Are natural clusters likely to be more stable/robust to new data?
Clustering solutions are notoriously sensitive to classification protocols, and it has generally proven difficult to retrieve the units of individual CCSs via meta-analysis of combined data (Tichý et al . 2011, 2014). Wiser & De Cáceres (2013) and Tichý et al . (2014) characterised this problem in terms of the need to preserve units of one or more CCSs while allowing for previously unrecognised units to be identified following the acquisition of new plot data. Their respective solutions comprise alternative forms of semi-supervised clustering, promising approaches that allow for units to be “fixed” by specifying their plot membership a priori while allowing for unattributed plots to form new clusters. The question of when units should be “fixed” must still be addressed. If the problem arises either because algorithms cluster irregular data in idiosyncratic ways or there are biases in the distribution of samples in compositional then some understanding of the underlying data structure is likely to be informative.
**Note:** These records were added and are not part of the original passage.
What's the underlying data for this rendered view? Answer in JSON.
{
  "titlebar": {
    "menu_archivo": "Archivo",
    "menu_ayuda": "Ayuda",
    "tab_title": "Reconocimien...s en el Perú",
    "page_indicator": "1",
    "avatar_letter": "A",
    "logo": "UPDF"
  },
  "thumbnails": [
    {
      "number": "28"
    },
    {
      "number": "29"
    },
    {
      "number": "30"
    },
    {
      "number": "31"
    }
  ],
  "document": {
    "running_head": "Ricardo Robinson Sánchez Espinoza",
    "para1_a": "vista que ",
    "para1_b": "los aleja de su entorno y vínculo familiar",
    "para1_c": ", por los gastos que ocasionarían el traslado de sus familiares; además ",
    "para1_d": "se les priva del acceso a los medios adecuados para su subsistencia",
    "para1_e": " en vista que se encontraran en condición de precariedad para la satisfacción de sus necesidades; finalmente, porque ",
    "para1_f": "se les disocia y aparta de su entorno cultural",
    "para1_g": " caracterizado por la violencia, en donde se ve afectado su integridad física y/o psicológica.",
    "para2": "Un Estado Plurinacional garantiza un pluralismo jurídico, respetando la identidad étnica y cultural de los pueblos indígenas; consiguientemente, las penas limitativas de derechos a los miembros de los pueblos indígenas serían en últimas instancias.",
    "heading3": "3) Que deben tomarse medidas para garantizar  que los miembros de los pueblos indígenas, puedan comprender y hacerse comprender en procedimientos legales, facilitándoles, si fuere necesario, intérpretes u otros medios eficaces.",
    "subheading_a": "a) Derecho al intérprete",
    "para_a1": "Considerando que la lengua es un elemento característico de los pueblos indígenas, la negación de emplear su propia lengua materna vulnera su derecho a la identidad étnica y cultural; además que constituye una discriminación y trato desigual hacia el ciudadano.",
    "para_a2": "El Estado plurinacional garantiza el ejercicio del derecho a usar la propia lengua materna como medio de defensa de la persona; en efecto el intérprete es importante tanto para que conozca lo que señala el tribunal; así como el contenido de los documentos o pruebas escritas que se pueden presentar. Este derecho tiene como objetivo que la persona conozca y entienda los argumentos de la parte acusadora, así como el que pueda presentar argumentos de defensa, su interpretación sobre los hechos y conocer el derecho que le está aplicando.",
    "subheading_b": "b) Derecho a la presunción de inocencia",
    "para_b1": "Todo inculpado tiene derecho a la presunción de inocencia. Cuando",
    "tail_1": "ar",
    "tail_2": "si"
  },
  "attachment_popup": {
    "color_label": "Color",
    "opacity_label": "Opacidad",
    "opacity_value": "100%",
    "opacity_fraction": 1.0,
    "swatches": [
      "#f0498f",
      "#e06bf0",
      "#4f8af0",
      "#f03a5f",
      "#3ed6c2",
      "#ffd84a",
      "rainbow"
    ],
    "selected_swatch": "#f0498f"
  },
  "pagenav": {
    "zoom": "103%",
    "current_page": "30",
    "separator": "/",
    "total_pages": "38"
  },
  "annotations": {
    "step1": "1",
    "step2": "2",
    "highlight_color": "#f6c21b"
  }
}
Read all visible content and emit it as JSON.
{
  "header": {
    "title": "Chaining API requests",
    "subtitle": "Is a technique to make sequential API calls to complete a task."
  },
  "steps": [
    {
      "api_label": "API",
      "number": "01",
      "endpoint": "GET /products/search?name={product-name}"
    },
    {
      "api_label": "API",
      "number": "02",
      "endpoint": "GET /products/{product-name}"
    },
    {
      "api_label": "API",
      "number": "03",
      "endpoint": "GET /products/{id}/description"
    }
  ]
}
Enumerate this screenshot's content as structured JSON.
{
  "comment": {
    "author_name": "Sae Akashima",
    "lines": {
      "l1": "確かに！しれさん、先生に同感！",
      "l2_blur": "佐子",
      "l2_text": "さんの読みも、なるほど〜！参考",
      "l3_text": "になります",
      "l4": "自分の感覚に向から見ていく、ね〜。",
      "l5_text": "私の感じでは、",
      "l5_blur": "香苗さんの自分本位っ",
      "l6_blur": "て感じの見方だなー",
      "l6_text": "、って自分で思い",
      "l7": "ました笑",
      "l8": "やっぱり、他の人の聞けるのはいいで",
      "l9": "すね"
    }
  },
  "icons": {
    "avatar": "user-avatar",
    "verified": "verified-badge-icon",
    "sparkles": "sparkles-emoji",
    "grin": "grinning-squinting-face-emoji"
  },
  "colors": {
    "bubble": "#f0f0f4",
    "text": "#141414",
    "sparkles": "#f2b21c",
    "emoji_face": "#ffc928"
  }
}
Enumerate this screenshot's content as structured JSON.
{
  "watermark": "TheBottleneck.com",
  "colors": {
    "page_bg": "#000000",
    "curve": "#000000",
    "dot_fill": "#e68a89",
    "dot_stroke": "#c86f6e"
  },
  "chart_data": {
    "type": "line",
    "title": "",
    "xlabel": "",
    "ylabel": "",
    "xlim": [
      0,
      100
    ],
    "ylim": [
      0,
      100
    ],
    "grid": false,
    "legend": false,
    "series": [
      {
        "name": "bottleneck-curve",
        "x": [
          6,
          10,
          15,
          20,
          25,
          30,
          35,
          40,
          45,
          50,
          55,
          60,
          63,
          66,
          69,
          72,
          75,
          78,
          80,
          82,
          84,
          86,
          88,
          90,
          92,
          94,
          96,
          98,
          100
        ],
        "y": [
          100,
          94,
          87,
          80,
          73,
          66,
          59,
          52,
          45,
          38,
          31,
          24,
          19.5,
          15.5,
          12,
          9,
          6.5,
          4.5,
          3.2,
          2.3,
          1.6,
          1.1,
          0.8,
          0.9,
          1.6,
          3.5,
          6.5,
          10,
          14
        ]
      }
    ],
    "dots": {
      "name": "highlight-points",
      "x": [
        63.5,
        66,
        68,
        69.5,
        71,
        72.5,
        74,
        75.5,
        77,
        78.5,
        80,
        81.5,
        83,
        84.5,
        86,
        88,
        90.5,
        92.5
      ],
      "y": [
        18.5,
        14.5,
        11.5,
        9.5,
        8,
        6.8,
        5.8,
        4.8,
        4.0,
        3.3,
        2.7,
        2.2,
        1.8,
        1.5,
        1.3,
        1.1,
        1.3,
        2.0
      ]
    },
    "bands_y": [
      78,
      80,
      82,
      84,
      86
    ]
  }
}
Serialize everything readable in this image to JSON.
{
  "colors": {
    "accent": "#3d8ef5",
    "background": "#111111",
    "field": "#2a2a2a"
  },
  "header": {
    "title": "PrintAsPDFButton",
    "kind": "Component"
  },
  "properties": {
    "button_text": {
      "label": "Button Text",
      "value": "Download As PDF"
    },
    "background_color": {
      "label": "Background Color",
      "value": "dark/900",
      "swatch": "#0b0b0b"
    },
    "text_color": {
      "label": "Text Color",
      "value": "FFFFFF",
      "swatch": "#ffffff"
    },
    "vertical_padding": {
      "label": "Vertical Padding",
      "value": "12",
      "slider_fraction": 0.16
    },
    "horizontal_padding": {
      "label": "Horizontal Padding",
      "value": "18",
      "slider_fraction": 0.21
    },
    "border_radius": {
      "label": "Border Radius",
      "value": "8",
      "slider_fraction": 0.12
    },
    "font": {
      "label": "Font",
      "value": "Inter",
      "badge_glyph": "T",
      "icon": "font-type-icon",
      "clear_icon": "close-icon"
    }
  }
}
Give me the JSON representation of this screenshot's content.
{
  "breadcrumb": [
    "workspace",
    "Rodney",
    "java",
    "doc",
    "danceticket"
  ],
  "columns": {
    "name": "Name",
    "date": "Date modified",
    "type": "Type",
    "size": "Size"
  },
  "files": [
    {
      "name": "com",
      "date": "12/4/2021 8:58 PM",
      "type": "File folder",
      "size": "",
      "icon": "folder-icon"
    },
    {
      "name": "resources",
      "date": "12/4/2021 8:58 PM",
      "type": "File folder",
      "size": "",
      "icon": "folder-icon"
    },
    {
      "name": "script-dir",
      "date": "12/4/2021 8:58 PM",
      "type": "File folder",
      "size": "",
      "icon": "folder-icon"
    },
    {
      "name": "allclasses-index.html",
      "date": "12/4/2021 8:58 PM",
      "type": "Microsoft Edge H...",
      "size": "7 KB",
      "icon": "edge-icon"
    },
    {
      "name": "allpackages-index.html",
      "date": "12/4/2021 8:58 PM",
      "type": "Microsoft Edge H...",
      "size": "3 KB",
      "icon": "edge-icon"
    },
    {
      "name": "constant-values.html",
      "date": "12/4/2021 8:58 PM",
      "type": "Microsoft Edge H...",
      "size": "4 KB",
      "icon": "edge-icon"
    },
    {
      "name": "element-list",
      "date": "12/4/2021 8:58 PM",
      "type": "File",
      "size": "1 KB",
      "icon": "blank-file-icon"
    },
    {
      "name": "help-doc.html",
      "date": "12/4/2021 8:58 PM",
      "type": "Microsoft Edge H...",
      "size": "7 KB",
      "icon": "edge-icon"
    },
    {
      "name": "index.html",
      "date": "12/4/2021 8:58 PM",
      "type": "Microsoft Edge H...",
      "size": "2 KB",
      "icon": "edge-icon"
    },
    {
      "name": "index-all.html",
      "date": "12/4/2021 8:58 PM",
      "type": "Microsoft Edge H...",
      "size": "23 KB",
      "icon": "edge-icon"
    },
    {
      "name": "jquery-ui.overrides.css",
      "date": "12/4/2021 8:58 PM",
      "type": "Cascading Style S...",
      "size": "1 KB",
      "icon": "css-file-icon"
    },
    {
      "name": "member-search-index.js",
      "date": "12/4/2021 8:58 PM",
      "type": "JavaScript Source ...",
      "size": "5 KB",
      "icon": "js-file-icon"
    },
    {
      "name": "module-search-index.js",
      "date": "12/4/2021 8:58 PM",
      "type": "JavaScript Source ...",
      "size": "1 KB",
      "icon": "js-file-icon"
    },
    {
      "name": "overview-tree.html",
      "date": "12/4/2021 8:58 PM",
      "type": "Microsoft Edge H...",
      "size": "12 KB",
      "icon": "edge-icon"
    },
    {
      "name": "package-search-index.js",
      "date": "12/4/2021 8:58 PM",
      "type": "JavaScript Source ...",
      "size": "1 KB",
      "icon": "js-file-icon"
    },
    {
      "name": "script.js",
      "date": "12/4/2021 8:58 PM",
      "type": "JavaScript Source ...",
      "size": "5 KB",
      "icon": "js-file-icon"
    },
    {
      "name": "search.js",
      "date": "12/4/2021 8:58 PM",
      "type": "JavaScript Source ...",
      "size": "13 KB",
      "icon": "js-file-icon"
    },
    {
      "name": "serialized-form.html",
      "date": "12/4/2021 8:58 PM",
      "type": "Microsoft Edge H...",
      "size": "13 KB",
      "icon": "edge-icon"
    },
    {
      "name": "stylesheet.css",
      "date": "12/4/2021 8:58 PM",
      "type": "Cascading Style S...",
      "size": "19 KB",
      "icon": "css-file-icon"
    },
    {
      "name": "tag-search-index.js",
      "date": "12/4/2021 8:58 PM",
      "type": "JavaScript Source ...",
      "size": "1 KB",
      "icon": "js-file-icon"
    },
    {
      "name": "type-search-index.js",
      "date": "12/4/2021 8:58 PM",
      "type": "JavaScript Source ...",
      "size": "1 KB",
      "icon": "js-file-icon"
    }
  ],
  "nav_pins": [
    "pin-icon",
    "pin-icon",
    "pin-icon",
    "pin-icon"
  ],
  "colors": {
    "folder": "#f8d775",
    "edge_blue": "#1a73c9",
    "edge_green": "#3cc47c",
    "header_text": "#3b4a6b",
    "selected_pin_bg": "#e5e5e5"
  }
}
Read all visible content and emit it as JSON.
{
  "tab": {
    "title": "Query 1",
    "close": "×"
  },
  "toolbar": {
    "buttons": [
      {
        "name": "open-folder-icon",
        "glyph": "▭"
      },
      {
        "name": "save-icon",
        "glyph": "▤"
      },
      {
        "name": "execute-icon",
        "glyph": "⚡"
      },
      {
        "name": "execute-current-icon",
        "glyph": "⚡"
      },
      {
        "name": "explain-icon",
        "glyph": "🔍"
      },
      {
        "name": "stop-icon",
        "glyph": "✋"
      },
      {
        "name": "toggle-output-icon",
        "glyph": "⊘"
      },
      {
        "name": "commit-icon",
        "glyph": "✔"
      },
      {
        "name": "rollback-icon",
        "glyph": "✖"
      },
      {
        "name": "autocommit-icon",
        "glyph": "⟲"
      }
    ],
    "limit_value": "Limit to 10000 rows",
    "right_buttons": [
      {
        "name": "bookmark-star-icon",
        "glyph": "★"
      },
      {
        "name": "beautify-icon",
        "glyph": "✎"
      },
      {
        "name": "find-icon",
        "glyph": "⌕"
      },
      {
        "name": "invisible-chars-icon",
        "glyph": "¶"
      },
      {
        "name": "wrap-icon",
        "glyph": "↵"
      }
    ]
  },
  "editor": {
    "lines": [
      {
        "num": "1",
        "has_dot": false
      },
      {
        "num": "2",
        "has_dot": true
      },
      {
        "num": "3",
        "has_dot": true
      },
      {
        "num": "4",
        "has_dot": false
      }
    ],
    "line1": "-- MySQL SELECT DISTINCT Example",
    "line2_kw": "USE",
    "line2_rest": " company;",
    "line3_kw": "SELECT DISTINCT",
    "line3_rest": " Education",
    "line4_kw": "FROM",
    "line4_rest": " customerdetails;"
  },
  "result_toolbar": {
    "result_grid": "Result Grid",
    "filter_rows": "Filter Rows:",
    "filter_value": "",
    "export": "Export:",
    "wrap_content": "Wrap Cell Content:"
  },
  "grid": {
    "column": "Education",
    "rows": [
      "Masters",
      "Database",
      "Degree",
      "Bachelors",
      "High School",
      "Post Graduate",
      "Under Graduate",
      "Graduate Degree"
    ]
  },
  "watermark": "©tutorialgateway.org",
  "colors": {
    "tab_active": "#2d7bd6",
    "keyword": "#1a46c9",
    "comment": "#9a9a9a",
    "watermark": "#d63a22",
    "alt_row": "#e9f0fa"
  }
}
In theory, algorithms sensitive to data structure may reduce the extent of this problem, at least at some thematic scales. Tozer et al. (2022) concluded Chameleon’s novel approach to modelling inter-sample relationships greatly facilitated the revision of an earlier broad-thematic classification of forested wetlands based on substantially fewer plot samples (Keith & Scott 2005). Unlike many traditional methods which incorporate merge or split decisions based on the aggregate properties of clusters, Chameleon operates on inter-connected neighbourhood sets structured, in Tozer et al ’s (2022) case, on the same similarity metric used in the original analysis. They considered these features pivotal, because the algorithm could potentially minimise the impact of incremental additions of new data by retaining connections between samples from the original set (Tozer et al . 2022) (although they speculated that this could best achieved by specifying a large neighbourhood which, on the basis of our results, we suggest is not appropriate for minimising the rate of misclassification). Tozer et al . (2022) reasoned that since Chameleon dissolves connections between relatively weakly-connected samples in the partitioning phases, strong pairwise relationships between samples underpinning clusters in the original analysis were potentially preserved (and reflected more faithfully) in their new Chameleon-derived clusters (provided they were not displaced by a sufficiently large number of more strongly inter-connected samples). This interesting feature requires further study.